Dr. Xia Ning is an Associate Professor in the Biomedical Informatics Department, and the Computer Science and Engineering Department, The Ohio State University. She received her Ph.D. in Computer Science and Engineering from the University of Minnesota, Twin Cities, in 2012. Ning’s research is on Artificial Intelligence (AI) and Machine Learning (ML) with applications in drug discovery, health care, and e-commerce. Her research has been highly interdisciplinary. Her lab develops innovative and effective AI models and computational methods to derive knowledge from heterogeneous big data, conduct modeling, ranking, classification, prediction, and generation, etc., and ultimately solve critical and real high-impact problems. Specific applications include new molecule generation and drug candidate prioritization for drug discovery, cancer drug selection for precision medicine, drug repurposing for Alzheimer’s Disease, and information retrieval from electronic medical records.
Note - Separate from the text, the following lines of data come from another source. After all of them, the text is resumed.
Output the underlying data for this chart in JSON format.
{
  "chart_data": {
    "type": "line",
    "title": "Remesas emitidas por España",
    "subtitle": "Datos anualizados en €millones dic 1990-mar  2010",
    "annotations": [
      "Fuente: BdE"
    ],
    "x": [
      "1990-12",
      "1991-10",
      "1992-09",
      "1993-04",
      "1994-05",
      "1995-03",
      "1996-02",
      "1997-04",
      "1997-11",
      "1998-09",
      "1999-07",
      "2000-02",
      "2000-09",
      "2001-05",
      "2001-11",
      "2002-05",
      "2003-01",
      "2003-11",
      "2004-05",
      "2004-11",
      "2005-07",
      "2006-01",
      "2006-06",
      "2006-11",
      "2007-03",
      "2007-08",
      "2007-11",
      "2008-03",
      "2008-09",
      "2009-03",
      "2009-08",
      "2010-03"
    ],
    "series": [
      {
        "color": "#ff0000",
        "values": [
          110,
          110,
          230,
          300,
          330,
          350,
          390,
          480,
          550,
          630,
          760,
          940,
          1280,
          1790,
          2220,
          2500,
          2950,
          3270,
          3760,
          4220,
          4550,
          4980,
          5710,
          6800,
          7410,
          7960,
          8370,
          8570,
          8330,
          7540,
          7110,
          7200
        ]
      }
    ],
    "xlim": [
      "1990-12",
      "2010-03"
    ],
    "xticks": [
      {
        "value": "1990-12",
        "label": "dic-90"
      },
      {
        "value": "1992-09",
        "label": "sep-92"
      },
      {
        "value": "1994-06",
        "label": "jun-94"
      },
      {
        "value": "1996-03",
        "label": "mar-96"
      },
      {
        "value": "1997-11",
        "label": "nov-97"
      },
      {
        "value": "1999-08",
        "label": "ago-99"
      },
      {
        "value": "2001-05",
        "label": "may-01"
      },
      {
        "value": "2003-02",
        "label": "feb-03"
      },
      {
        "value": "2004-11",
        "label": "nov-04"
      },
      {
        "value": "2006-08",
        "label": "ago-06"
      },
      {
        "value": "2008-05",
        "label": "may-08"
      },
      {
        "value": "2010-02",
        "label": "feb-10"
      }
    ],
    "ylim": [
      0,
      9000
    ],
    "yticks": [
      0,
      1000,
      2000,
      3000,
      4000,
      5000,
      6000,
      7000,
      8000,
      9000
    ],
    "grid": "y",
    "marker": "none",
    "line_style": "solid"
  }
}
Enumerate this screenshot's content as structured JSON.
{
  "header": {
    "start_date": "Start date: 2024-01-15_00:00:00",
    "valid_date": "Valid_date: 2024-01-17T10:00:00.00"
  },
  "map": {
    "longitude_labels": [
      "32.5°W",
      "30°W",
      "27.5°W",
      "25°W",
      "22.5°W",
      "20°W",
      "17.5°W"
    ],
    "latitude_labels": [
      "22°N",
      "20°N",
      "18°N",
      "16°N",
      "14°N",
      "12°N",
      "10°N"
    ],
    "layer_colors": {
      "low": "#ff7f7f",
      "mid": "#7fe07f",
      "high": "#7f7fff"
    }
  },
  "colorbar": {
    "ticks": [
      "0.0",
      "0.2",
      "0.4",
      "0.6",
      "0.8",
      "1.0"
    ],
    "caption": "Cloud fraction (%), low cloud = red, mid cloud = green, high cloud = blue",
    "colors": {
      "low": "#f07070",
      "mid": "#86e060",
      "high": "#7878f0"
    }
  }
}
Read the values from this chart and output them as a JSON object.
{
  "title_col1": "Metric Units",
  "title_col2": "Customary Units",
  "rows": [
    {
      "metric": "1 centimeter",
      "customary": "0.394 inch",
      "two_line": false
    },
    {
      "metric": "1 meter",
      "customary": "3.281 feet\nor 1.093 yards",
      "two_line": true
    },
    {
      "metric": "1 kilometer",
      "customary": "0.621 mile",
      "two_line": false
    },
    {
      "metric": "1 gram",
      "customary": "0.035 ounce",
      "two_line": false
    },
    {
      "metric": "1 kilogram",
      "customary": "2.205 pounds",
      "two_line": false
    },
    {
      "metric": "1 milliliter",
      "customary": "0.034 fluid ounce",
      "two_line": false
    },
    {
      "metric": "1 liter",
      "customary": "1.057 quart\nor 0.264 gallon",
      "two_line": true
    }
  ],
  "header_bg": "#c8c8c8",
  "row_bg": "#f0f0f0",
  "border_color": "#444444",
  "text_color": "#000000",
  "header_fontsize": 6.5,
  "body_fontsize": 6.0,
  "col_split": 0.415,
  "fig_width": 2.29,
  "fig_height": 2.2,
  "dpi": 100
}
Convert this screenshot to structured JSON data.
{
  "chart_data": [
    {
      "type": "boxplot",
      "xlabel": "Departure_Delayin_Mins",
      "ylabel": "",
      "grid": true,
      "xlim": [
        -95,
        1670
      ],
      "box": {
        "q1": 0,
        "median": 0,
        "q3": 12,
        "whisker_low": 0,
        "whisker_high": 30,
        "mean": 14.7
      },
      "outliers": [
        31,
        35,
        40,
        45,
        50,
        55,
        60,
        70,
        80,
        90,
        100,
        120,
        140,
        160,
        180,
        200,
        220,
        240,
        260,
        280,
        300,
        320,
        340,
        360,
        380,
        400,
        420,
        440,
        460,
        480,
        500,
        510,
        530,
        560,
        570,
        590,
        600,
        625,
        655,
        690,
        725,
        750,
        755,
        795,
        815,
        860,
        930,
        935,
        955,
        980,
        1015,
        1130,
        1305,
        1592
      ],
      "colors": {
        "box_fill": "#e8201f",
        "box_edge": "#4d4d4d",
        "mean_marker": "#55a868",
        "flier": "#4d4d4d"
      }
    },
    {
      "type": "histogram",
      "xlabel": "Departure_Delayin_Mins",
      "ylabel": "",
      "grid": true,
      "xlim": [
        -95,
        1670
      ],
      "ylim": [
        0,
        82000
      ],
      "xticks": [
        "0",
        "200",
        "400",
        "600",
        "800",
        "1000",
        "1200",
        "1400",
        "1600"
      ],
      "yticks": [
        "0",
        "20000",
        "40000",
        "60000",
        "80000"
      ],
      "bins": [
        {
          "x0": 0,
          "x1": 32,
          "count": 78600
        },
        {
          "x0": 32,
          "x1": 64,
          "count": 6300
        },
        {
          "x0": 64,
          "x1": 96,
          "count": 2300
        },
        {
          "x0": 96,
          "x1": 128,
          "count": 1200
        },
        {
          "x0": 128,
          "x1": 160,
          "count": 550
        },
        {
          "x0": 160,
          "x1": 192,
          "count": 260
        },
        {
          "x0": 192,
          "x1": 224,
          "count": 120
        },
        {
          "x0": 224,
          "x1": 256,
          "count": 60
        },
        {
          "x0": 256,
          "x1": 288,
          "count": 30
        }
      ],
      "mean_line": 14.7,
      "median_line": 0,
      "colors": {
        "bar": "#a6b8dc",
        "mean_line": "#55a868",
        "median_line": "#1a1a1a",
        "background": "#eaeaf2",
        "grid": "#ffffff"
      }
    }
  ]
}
Ning won the 10-Years-Highest-Impact-Paper Award, IEEE International Conference on Data Mining (ICDM) in 2020.


Molecule optimization is a critical step in drug development to improve desired properties of drug candidates through chemical modification. In this talk, I will present a novel deep generative model Modof over molecular graphs for molecule optimization. We developed Modof leveraging the most advanced deep learning approaches that enable profound molecule structure representation learning and new molecule generation through sampling from molecule representations and encoding.  Following the rationale of fragment-based drug design, Modof modifies a given molecule by predicting a single site of disconnection at the molecule and the removal and/or addition of fragments at that site. A pipeline of multiple, identical Modof models is implemented into Modof-pipe to optimize molecules at multiple disconnection sites. Here we show that Modof-pipe can retain major molecular scaffolds, allow controls over intermediate optimization steps, and better constrain molecule similarities. Modof-pipe outperforms the state-of-the-art methods on benchmark datasets, with a 121.0% property improvement without molecular similarity constraints, and 82.0% and 10.6% improvement if the optimized molecules are at least 0.2 and 0.4 similar to those before optimization, respectively.